Operating as Continental Connection Flight 3407 from Newark, N.J., to Buffalo Niagara International Airport, the 74-seat turbo- prop carried 45 passengers and four on-duty crewmembers when, around 10:20 p.m., after the airplane descended to about 2,300 feet, ATC lost contact with the pilots. FDR data shows that the Q400 pitched up at an angle of 31 degrees, then down to 45 degrees, followed by a 46-degree roll to the left, then a 105-degree roll to the right. The airplane fell the last 800 feet in five seconds before crashing virtually flat onto a single house in the suburban town of Clarence Center, N.Y., killing one of the residents.
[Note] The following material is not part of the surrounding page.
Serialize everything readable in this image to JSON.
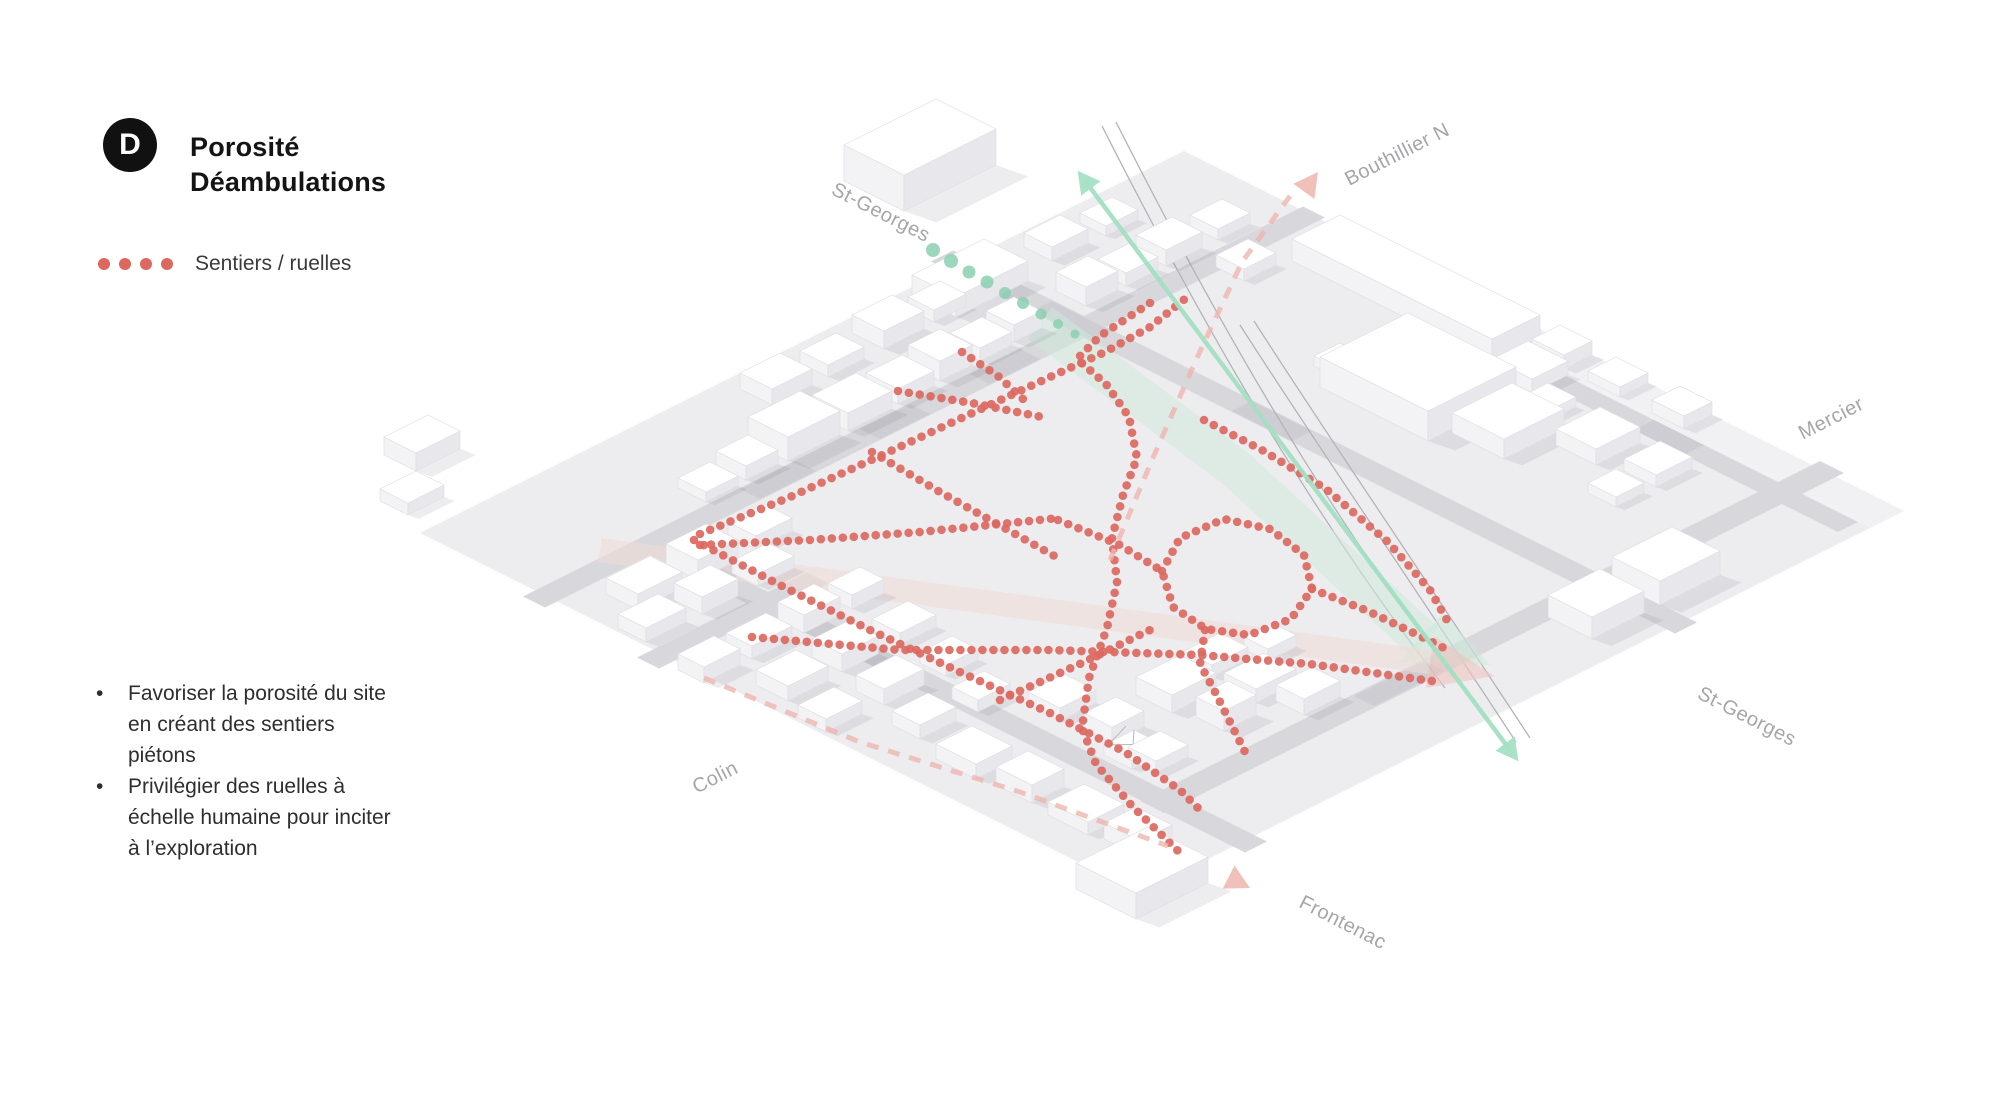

Two other residents escaped with minor injuries.
Chealander said that the National Weather Service issued a sigmet for turbulence that night in the Buffalo area and that a pirep indicated severe icing over Dunkirk, N.Y., some 50 miles southwest of Buffalo.
Along with a recommendation that pilots activate leading-edge de-icing boots as soon as they encounter icing, a Dec. 18, 2008 safety alert issued by the NTSB said they should “turn off or limit the use of the autopilot in order to better ‘feel’ changes in the handling qualities of the airplane.” Chealander, however, wouldn’t characterize the pilots’ failure to disengage the autopilot as necessarily improper. In fact, only when the airplane encounters “severe” icing must the flight crew disengage the autopilot, according to the Bombardier Q400 aircraft flight manual.
The flight’s captain, Marvin Renslow, had flown more than 3,379 hours in his career, but only 110 hours on the Q400. First Officer Rebecca Shaw had accumulated 2,244 hours, 774 hours of which she flew on the Q400 for Colgan.
Chealander said the NTSB will send questionnaires to “every pilot who flew that night” to try to find conditions that could have led to such a violent upset. That, he said, would take several weeks, and the investigation, in total, could last up to a year.